The comments came as global markets reacted to confirmation from Powell that the Department of Justice had opened a criminal investigation into his conduct, serving grand jury subpoenas on the Federal Reserve. In a rare video address on Sunday, Powell described the probe as unprecedented and warned it threatened the Fed’s ability to set interest rates free from political pressure.
“This is about whether monetary policy will be directed by evidence and economic conditions, or by intimidation,” Powell said.
Financial markets responded swiftly on Monday. The Dow Jones Industrial Average fell more than 400 points in early trading, while the S&P 500 dropped 0.3 percent and the Nasdaq slipped 0.2 percent.

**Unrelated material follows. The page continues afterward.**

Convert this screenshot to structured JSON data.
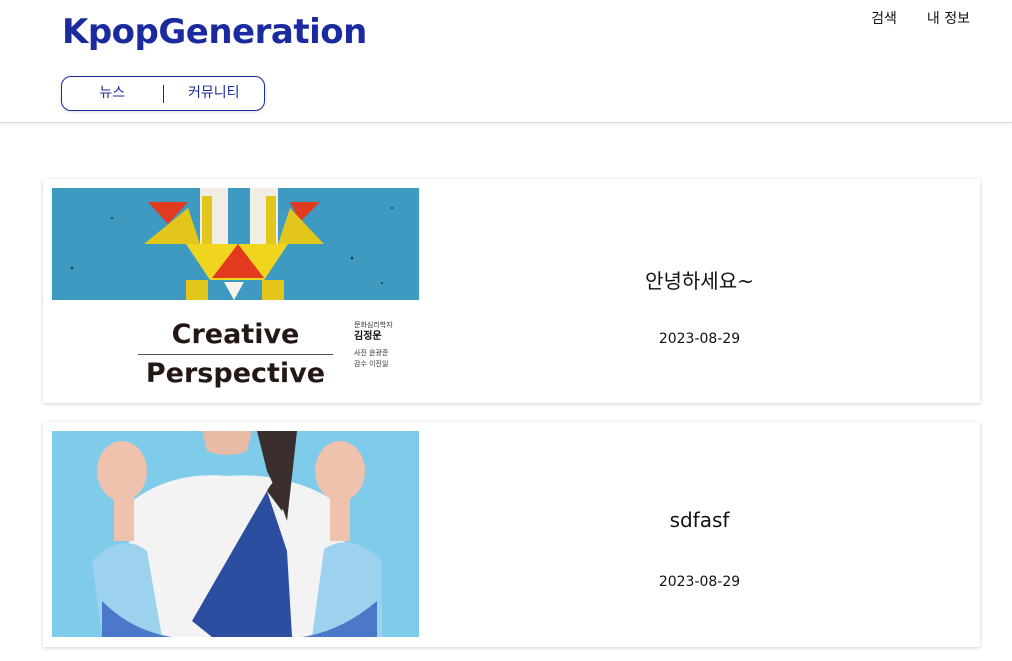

The US dollar weakened against major currencies, while gold and silver surged to record highs as investors sought safe havens.
Bank stocks were among the hardest hit. Citigroup fell almost 4 percent, while Capital One dropped close to 10 percent, reflecting growing concern over President Donald Trump’s parallel proposal to impose a one-year cap of 10 percent on credit card interest rates. Analysts warned that such intervention could restrict credit supply and undermine bank profitability.
Economists and market strategists increasingly interpret the DOJ’s move as a direct challenge to Federal Reserve independence, long viewed as a cornerstone of US economic stability. Ryan Monarch of Syracuse University said the episode risks triggering a broader “sell America” trade if investors conclude that future monetary policy will be politically constrained.
Market strategists echoed those concerns. “It’s not about Powell at this point,” said Jay Woods of Freedom Capital Markets. “It’s about the independence of the Fed, and markets don’t like uncertainty there.”
Krishna Guha of Evercore ISI described the situation as “unambiguously risk-off,” warning that global investors may begin applying a higher risk premium to US assets if the confrontation escalates.
Powell, first nominated as Fed chair by Trump in 2017, is due to see his term as chair expire in May, though his position as a Fed governor runs until 2028. Trump has repeatedly criticised Powell for resisting faster interest-rate cuts and has signalled his intention to name a successor.
Federal prosecutors are expected to continue examining Powell’s Senate testimony relating to a $2.5 billion renovation of the Fed’s Washington headquarters. Meanwhile, investors will closely watch the Federal Reserve’s next policy meeting later this month for any sign that political pressure is influencing decision-making.
For now, Portes believes the gamble may yet rebound on its architects. “This is so extreme,” he said, “that it could end up strengthening, rather than weakening, the case for central bank independence.”